1

Chaos engineering practices are becoming very widely used. One common example is Netflix' own Chaos Monkey. However, Chaos Monkey is often run ad-hoc against random targets. I'm curious how chaos experiments might work in a typical CI/CD pipeline to enhance a specific service's resiliency.

  • Since chaos experiments (usually) require a fully functional environment, when would they run? Would it run parallel to testing, or downstream?
  • Would you run a chaos experiment with every commit, or just some?
  • How long would allow the chaos experiments to run? A 60 minute CPU spike might interfere with a "fail fast" approach, for example.
  • Would a chaos experiment ever fail the pipeline? What would constitute a 'failure'?
Jay Spang
  • 2,013
  • 7
  • 27
  • 32

2 Answers2

1

We are just getting started with our chaos engineering efforts, but I'll offer some thoughts regarding your questions.

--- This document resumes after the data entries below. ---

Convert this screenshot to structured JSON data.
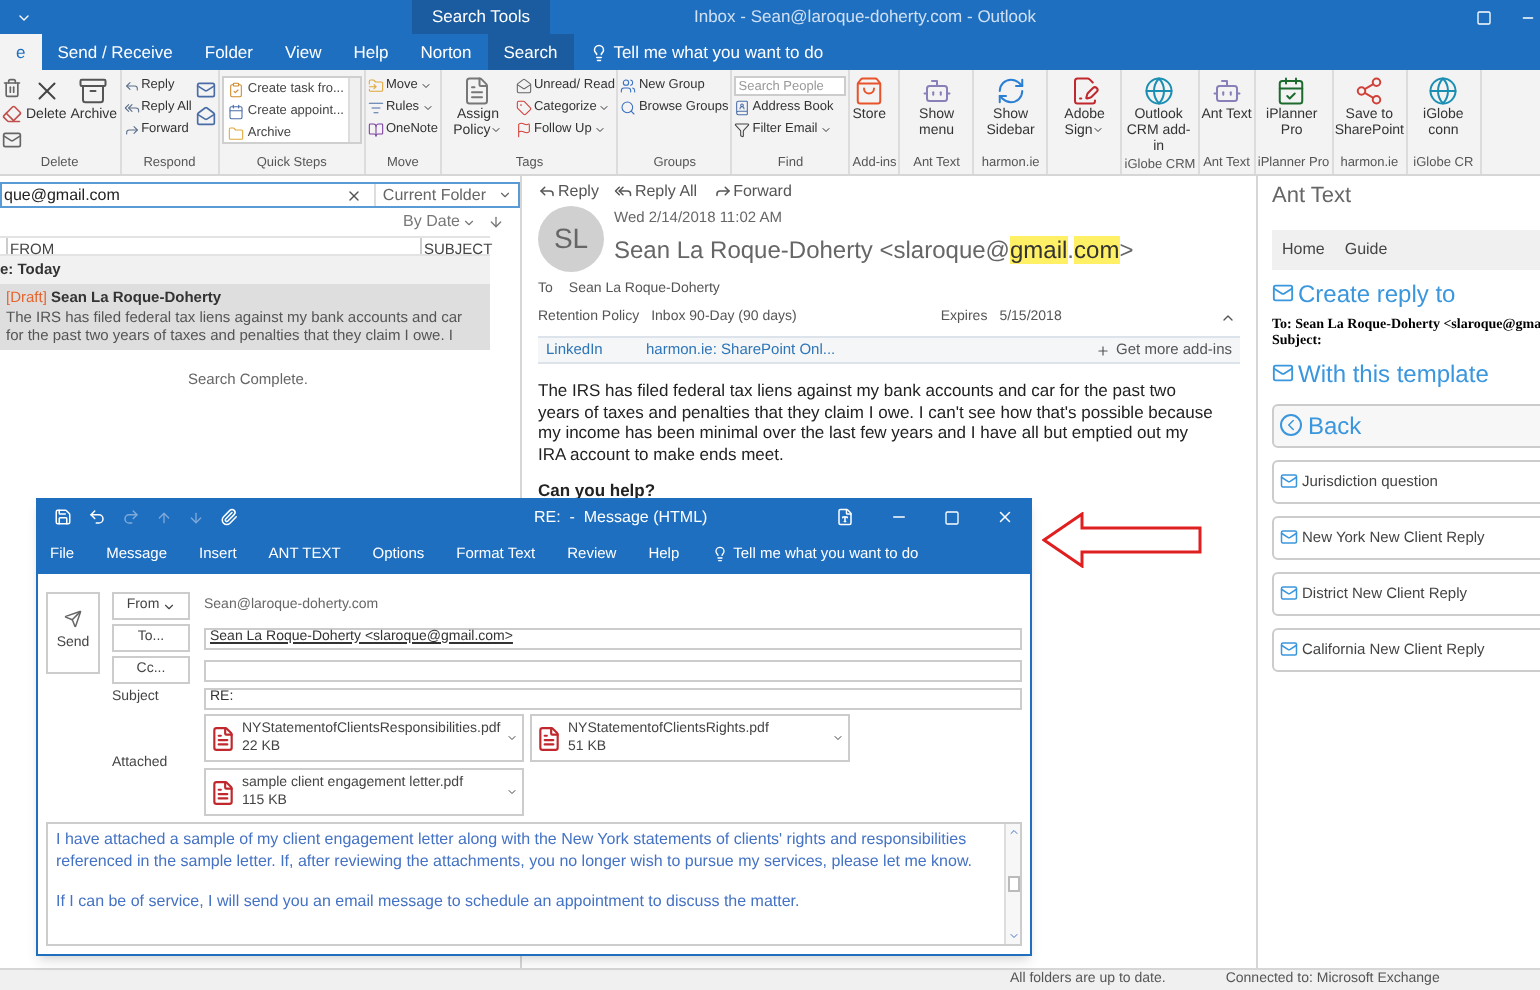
{
  "window": {
    "title": "Inbox - Sean@laroque-doherty.com - Outlook",
    "context_group": "Search Tools"
  },
  "tabs": [
    {
      "label": "e",
      "selected": true
    },
    {
      "label": "Send / Receive",
      "selected": false
    },
    {
      "label": "Folder",
      "selected": false
    },
    {
      "label": "View",
      "selected": false
    },
    {
      "label": "Help",
      "selected": false
    },
    {
      "label": "Norton",
      "selected": false
    },
    {
      "label": "Search",
      "selected": false,
      "contextual": true
    }
  ],
  "tell_me": "Tell me what you want to do",
  "ribbon": [
    {
      "label": "Delete",
      "items": [
        {
          "kind": "large",
          "label": "Delete",
          "dropdown": false
        },
        {
          "kind": "large",
          "label": "Archive",
          "dropdown": false
        }
      ]
    },
    {
      "label": "Respond",
      "items": [
        {
          "kind": "small",
          "label": "Reply",
          "dropdown": false
        },
        {
          "kind": "small",
          "label": "Reply All",
          "dropdown": false
        },
        {
          "kind": "small",
          "label": "Forward",
          "dropdown": false
        }
      ]
    },
    {
      "label": "Quick Steps",
      "items": [
        {
          "kind": "gallery",
          "label": "Create task fro..."
        },
        {
          "kind": "gallery",
          "label": "Create appoint..."
        },
        {
          "kind": "gallery",
          "label": "Archive"
        }
      ]
    },
    {
      "label": "Move",
      "items": [
        {
          "kind": "small",
          "label": "Move",
          "dropdown": true
        },
        {
          "kind": "small",
          "label": "Rules",
          "dropdown": true
        },
        {
          "kind": "small",
          "label": "OneNote",
          "dropdown": false
        }
      ]
    },
    {
      "label": "Tags",
      "items": [
        {
          "kind": "large",
          "label": "Assign Policy",
          "dropdown": true
        },
        {
          "kind": "small",
          "label": "Unread/ Read",
          "dropdown": false
        },
        {
          "kind": "small",
          "label": "Categorize",
          "dropdown": true
        },
        {
          "kind": "small",
          "label": "Follow Up",
          "dropdown": true
        }
      ]
    },
    {
      "label": "Groups",
      "items": [
        {
          "kind": "small",
          "label": "New Group",
          "dropdown": false
        },
        {
          "kind": "small",
          "label": "Browse Groups",
          "dropdown": false
        }
      ]
    },
    {
      "label": "Find",
      "items": [
        {
          "kind": "search",
          "placeholder": "Search People"
        },
        {
          "kind": "small",
          "label": "Address Book",
          "dropdown": false
        },
        {
          "kind": "small",
          "label": "Filter Email",
          "dropdown": true
        }
      ]
    },
    {
      "label": "Add-ins",
      "items": [
        {
          "kind": "large",
          "label": "Store",
          "dropdown": false
        }
      ]
    },
    {
      "label": "Ant Text",
      "items": [
        {
          "kind": "large",
          "label": "Show menu",
          "dropdown": false
        }
      ]
    },
    {
      "label": "harmon.ie",
      "items": [
        {
          "kind": "large",
          "label": "Show Sidebar",
          "dropdown": false
        }
      ]
    },
    {
      "items": [
        {
          "kind": "large",
          "label": "Adobe Sign",
          "dropdown": true
        }
      ]
    },
    {
      "label": "iGlobe CRM",
      "items": [
        {
          "kind": "large",
          "label": "Outlook CRM add-in",
          "dropdown": false
        }
      ]
    },
    {
      "label": "Ant Text",
      "items": [
        {
          "kind": "large",
          "label": "Ant Text",
          "dropdown": false
        }
      ]
    },
    {
      "label": "iPlanner Pro",
      "items": [
        {
          "kind": "large",
          "label": "iPlanner Pro",
          "dropdown": false
        }
      ]
    },
    {
      "label": "harmon.ie",
      "items": [
        {
          "kind": "large",
          "label": "Save to SharePoint",
          "dropdown": false
        }
      ]
    },
    {
      "label": "iGlobe CR",
      "items": [
        {
          "kind": "large",
          "label": "iGlobe conn",
          "dropdown": false
        }
      ]
    }
  ],
  "message_list": {
    "search": {
      "value": "que@gmail.com",
      "scope": "Current Folder"
    },
    "sort": "By Date",
    "columns": [
      "FROM",
      "SUBJECT"
    ],
    "group": "e: Today",
    "messages": [
      {
        "tag": "[Draft]",
        "sender": "Sean La Roque-Doherty",
        "preview_lines": [
          "The IRS has filed federal tax liens against my bank accounts and car",
          "for the past two years of taxes and penalties that they claim I owe. I"
        ],
        "selected": true
      }
    ],
    "status": "Search Complete."
  },
  "reading_pane": {
    "actions": [
      "Reply",
      "Reply All",
      "Forward"
    ],
    "avatar": "SL",
    "date": "Wed 2/14/2018 11:02 AM",
    "sender_parts": [
      {
        "text": "Sean La Roque-Doherty <slaroque@",
        "highlighted": false
      },
      {
        "text": "gmail",
        "highlighted": true
      },
      {
        "text": ".",
        "highlighted": false
      },
      {
        "text": "com",
        "highlighted": true
      },
      {
        "text": ">",
        "highlighted": false
      }
    ],
    "to_label": "To",
    "to": "Sean La Roque-Doherty",
    "retention_label": "Retention Policy",
    "retention": "Inbox 90-Day (90 days)",
    "expires_label": "Expires",
    "expires": "5/15/2018",
    "addins": [
      "LinkedIn",
      "harmon.ie: SharePoint Onl..."
    ],
    "more_addins": "Get more add-ins",
    "body": [
      "The IRS has filed federal tax liens against my bank accounts and car for the past two years of taxes and penalties that they claim I owe. I can't see how that's possible because my income has been minimal over the last few years and I have all but emptied out my IRA account to make ends meet.",
      "Can you help?"
    ]
  },
  "ant_text_pane": {
    "title": "Ant Text",
    "nav": [
      "Home",
      "Guide"
    ],
    "reply_heading": "Create reply to",
    "to_line": "To: Sean La Roque-Doherty <slaroque@gma",
    "subject_line": "Subject:",
    "template_heading": "With this template",
    "back": "Back",
    "templates": [
      "Jurisdiction question",
      "New York New Client Reply",
      "District New Client Reply",
      "California New Client Reply"
    ]
  },
  "compose": {
    "title": "RE:  -  Message (HTML)",
    "tabs": [
      "File",
      "Message",
      "Insert",
      "ANT TEXT",
      "Options",
      "Format Text",
      "Review",
      "Help"
    ],
    "tell_me": "Tell me what you want to do",
    "send": "Send",
    "from_button": "From",
    "from": "Sean@laroque-doherty.com",
    "to_button": "To...",
    "to": "Sean La Roque-Doherty <slaroque@gmail.com>",
    "cc_button": "Cc...",
    "subject_label": "Subject",
    "subject": "RE:",
    "attached_label": "Attached",
    "attachments": [
      {
        "name": "NYStatementofClientsResponsibilities.pdf",
        "size": "22 KB"
      },
      {
        "name": "NYStatementofClientsRights.pdf",
        "size": "51 KB"
      },
      {
        "name": "sample client engagement letter.pdf",
        "size": "115 KB"
      }
    ],
    "body": [
      "I have attached a sample of my client engagement letter along with the New York statements of clients' rights and responsibilities referenced in the sample letter. If, after reviewing the attachments, you no longer wish to pursue my services, please let me know.",
      "If I can be of service, I will send you an email message to schedule an appointment to discuss the matter."
    ]
  },
  "status_bar": {
    "sync": "All folders are up to date.",
    "connection": "Connected to: Microsoft Exchange"
  }
}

There are at least three distinct classes of experiment:

  • Instance/container kills that we expect the underlying infrastructure to handle automatically.
  • Higher-level but fairly localized failures like slow or unavailable dependencies.
  • Large-scale failures like data center or region down.

For a build pipeline the sweet spot would be in the middle there (i.e. higher-level but localized failures), because usually the software itself plays a role in responding to the failure. For example the software might include a circuit breaker that trips, throttling, automated failover, etc. If those are software functions, then they can either work or not work, and the build should uncover that.

To the extent that resiliency to failure is a system requirement, then yeah, a failed experiment would fail the pipeline. Suppose for instance that build 392 has a correctly working circuit breaker, and that build 393 doesn't. That would be a failure since the build goes from meeting the requirement to not.

0

We usually have some chaos experiments, like large-scale failures outside the pipeline.

During the build pipeline, we usually combine chaos experiments with a short performance test to simulate activity and then kill some instances/container to check the resilience of the system. And fail if the system is not able to recover.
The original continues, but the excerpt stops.